Expect to see open source “not approved for the EU” if the EU CRA goes forward.
With the adoption of open source software into the fabric of societies, the ecosystem needs to improve how we protect downstream users with regards to cyber security. The OpenSSF is taking that challenge head-on. Many other efforts are underway to improve security in open source software critical to the world, starting at the beginning of the software supply chain in the projects themselves. The open source ecosystem has been at the forefront of software security - not laggards. It’s been downstream product implementations that generally lack secure software practices. Software provided in devices is often out of sync with the current upstream projects, vendors don’t provide software updates, and products are often released to the market with insecure configurations.
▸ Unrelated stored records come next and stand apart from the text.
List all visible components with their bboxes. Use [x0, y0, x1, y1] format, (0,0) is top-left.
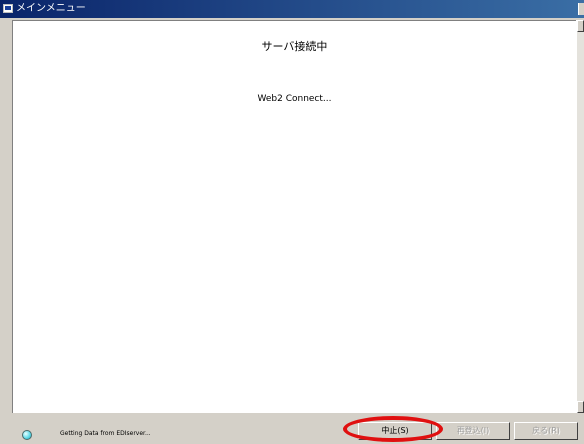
- title-bar-edge: [578, 3, 584, 15]
- stop-button[interactable]: 中止(S): [358, 422, 432, 440]
- title-bar[interactable]: メインメニュー: [0, 0, 584, 18]
- scroll-up-arrow-icon[interactable]: [577, 20, 584, 32]
- window-title: メインメニュー: [16, 3, 86, 14]
- content-area: サーバ接続中 Web2 Connect...: [12, 20, 576, 413]
- vertical-scrollbar[interactable]: [576, 20, 584, 413]
- back-button[interactable]: 戻る(R): [514, 422, 578, 440]
- connection-message: Web2 Connect...: [257, 94, 332, 104]
- status-text: Getting Data from EDIserver...: [60, 430, 151, 437]
- register-button[interactable]: 再登込(I): [436, 422, 510, 440]
- connecting-heading: サーバ接続中: [261, 40, 328, 53]
- status-bar: Getting Data from EDIserver... 中止(S) 再登込…: [0, 414, 584, 444]
- scroll-down-arrow-icon[interactable]: [577, 401, 584, 413]
- app-window-icon[interactable]: [3, 4, 13, 13]
- status-indicator-icon: [22, 430, 32, 440]
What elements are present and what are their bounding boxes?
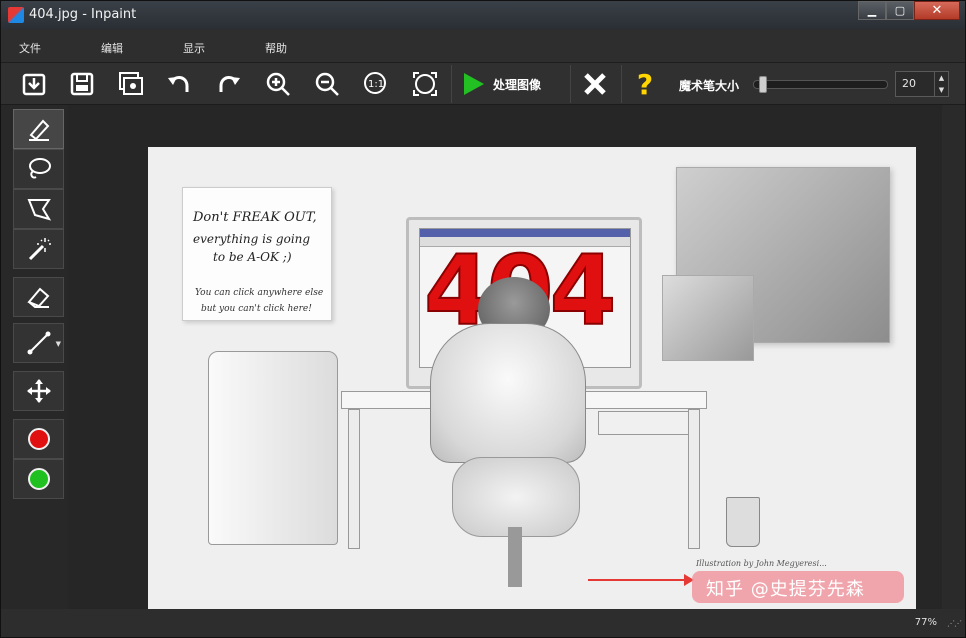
sticky-note: Don't FREAK OUT, everything is going to … — [182, 187, 332, 321]
play-icon — [464, 73, 484, 95]
red-marker-button[interactable] — [13, 419, 64, 459]
line-tool-button[interactable]: ▼ — [13, 323, 64, 363]
line-tool-dropdown-icon[interactable]: ▼ — [56, 340, 61, 348]
brush-size-slider[interactable] — [753, 76, 888, 93]
toolbar-separator — [570, 65, 571, 103]
undo-icon — [168, 76, 189, 92]
magic-wand-tool-button[interactable] — [13, 229, 64, 269]
preview-button[interactable] — [113, 67, 149, 101]
save-button[interactable] — [64, 67, 100, 101]
chair-stem — [508, 527, 522, 587]
status-bar: 77% ⋰⋰ — [1, 609, 965, 637]
green-marker-button[interactable] — [13, 459, 64, 499]
move-icon — [26, 379, 51, 403]
window-controls: ▁ ▢ ✕ — [858, 1, 960, 20]
fit-window-button[interactable] — [407, 67, 443, 101]
polygon-lasso-icon — [27, 199, 51, 221]
spin-arrows[interactable]: ▲ ▼ — [934, 72, 948, 96]
note-line4: You can click anywhere else — [195, 288, 324, 298]
resize-grip[interactable]: ⋰⋰ — [947, 619, 962, 628]
image-canvas[interactable]: Don't FREAK OUT, everything is going to … — [148, 147, 916, 609]
help-button[interactable]: ? — [627, 67, 663, 101]
zoom-out-icon — [315, 72, 339, 96]
zoom-level: 77% — [914, 617, 937, 628]
preview-icon — [119, 72, 143, 95]
desk-drawer — [598, 411, 692, 435]
actual-size-button[interactable]: 1:1 — [358, 67, 394, 101]
right-edge — [942, 105, 965, 609]
undo-button[interactable] — [161, 67, 197, 101]
zoom-out-button[interactable] — [309, 67, 345, 101]
menu-bar: 文件 编辑 显示 帮助 — [1, 29, 965, 63]
lasso-icon — [28, 158, 51, 179]
menu-file[interactable]: 文件 — [19, 40, 41, 56]
open-button[interactable] — [16, 67, 52, 101]
process-image-label: 处理图像 — [493, 77, 542, 92]
title-bar: 404.jpg - Inpaint ▁ ▢ ✕ — [1, 1, 965, 29]
brush-size-slider-thumb[interactable] — [758, 76, 767, 93]
desk-leg — [348, 409, 360, 549]
trash-bin — [726, 497, 760, 547]
menu-view[interactable]: 显示 — [183, 40, 205, 56]
toolbar-separator — [451, 65, 452, 103]
process-image-button[interactable]: 处理图像 — [459, 67, 541, 101]
toolbar-separator — [621, 65, 622, 103]
redo-button[interactable] — [211, 67, 247, 101]
note-line2: everything is going — [193, 232, 311, 246]
brush-size-label: 魔术笔大小 — [679, 79, 740, 93]
maximize-button[interactable]: ▢ — [886, 1, 914, 20]
open-icon — [22, 73, 46, 96]
move-tool-button[interactable] — [13, 371, 64, 411]
cancel-button[interactable] — [577, 67, 613, 101]
poster-small — [662, 275, 754, 361]
fridge — [208, 351, 338, 545]
chair — [452, 457, 580, 537]
menu-help[interactable]: 帮助 — [265, 40, 287, 56]
close-button[interactable]: ✕ — [914, 1, 960, 20]
toolbar: 1:1 处理图像 ? 魔术笔大小 20 ▲ ▼ — [1, 63, 965, 105]
brush-size-value[interactable]: 20 — [902, 77, 916, 90]
zoom-in-button[interactable] — [260, 67, 296, 101]
watermark-text: 知乎 @史提芬先森 — [706, 579, 865, 600]
note-line5: but you can't click here! — [201, 304, 312, 314]
close-x-icon — [584, 73, 606, 95]
red-arrow-line — [588, 579, 688, 581]
app-window: 404.jpg - Inpaint ▁ ▢ ✕ 文件 编辑 显示 帮助 1:1 … — [0, 0, 966, 638]
red-color-swatch — [27, 428, 50, 450]
lasso-tool-button[interactable] — [13, 149, 64, 189]
magic-wand-icon — [28, 238, 51, 261]
app-icon — [8, 7, 24, 23]
person-body — [430, 323, 586, 463]
brush-size-spinbox[interactable]: 20 ▲ ▼ — [895, 71, 949, 97]
save-icon — [70, 72, 94, 96]
line-icon — [27, 331, 50, 355]
redo-icon — [219, 76, 240, 92]
menu-edit[interactable]: 编辑 — [101, 40, 123, 56]
zoom-in-icon — [266, 72, 290, 96]
note-line3: to be A-OK ;) — [213, 250, 292, 264]
fit-window-icon — [413, 72, 437, 96]
green-color-swatch — [27, 468, 50, 490]
polygon-lasso-tool-button[interactable] — [13, 189, 64, 229]
illustration-credit: Illustration by John Megyeresi... — [696, 559, 827, 568]
note-line1: Don't FREAK OUT, — [193, 210, 317, 225]
marker-tool-button[interactable] — [13, 109, 64, 149]
desk-leg — [688, 409, 700, 549]
actual-size-icon: 1:1 — [364, 72, 386, 94]
minimize-button[interactable]: ▁ — [858, 1, 886, 20]
svg-text:1:1: 1:1 — [368, 79, 384, 90]
window-title: 404.jpg - Inpaint — [29, 7, 137, 22]
help-icon: ? — [636, 67, 654, 101]
eraser-tool-button[interactable] — [13, 277, 64, 317]
marker-icon — [28, 119, 49, 141]
eraser-icon — [26, 287, 49, 308]
tool-panel: ▼ — [1, 105, 68, 627]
Open source has enabled global ecosystems and small and medium enterprises to rapidly prototype and move to production on software and solutions that we see throughout everyday life. Most startups and innovators could not build products with digital elements without open source. This opportunity exists because anyone can use open source software under an open source license without restrictions. In exchange, the companies and developers producing open source software make it available “as is” and expect downstream developers to ensure its fitment for their purpose and product use cases. End users can support themselves or obtain the software from any number of commercially available sources that are expected to provide support and security updates. The CRA upends this value exchange and tries to place liability upstream in the open source project for downstream security issues.
While most governments worldwide have taken a collaborative approach to improving software supply chain security, the European Union is poised to take a drastic, regulation-driven approach that is disconnected from who builds open source software and how the process works. Despite nearly every corner of the open source ecosystem objecting vocally, the EU trilogue will soon convene to make a decision that could upend the global supply chain of open source software.
Our Linux Foundation Europe community has been trying every possible path to open doors to convey a better understanding of how the open source process works. They have pointed out real issues with the current drafts of the CRA under consideration. Oddly, the only organizations likely to benefit from the CRA are very large tech companies (mostly outside the EU) who will be the only ones with the market power and engineering resources to comply with the CRA fully.
To be clear, global open source software projects will be unable to strictly comply with provisions contained in current drafts of the CRA. Much of the world's open source software will likely soon be either 1) blocked for distribution in the EU or 2) publicly accessible with caveats similar to “this software is not appropriate or approved for use or distribution in the European Union market.”
It is unfortunate that we are here. A collaborative effort between regulators and the communities and foundations working deeply in open source could have resulted in a better security outcome for all users and commercial providers of solutions built from open source. We would welcome consultation and the opportunity to shape security regulation together. However, as the EU moves to adoption, we have run out of time. We need all users, companies, and organizations reliant on open source software to make their voices heard. Please contact your MEPs, your policy leads, and your government leadership and make it known that the CRA will not improve security and will negatively impact small and medium European Union companies and users.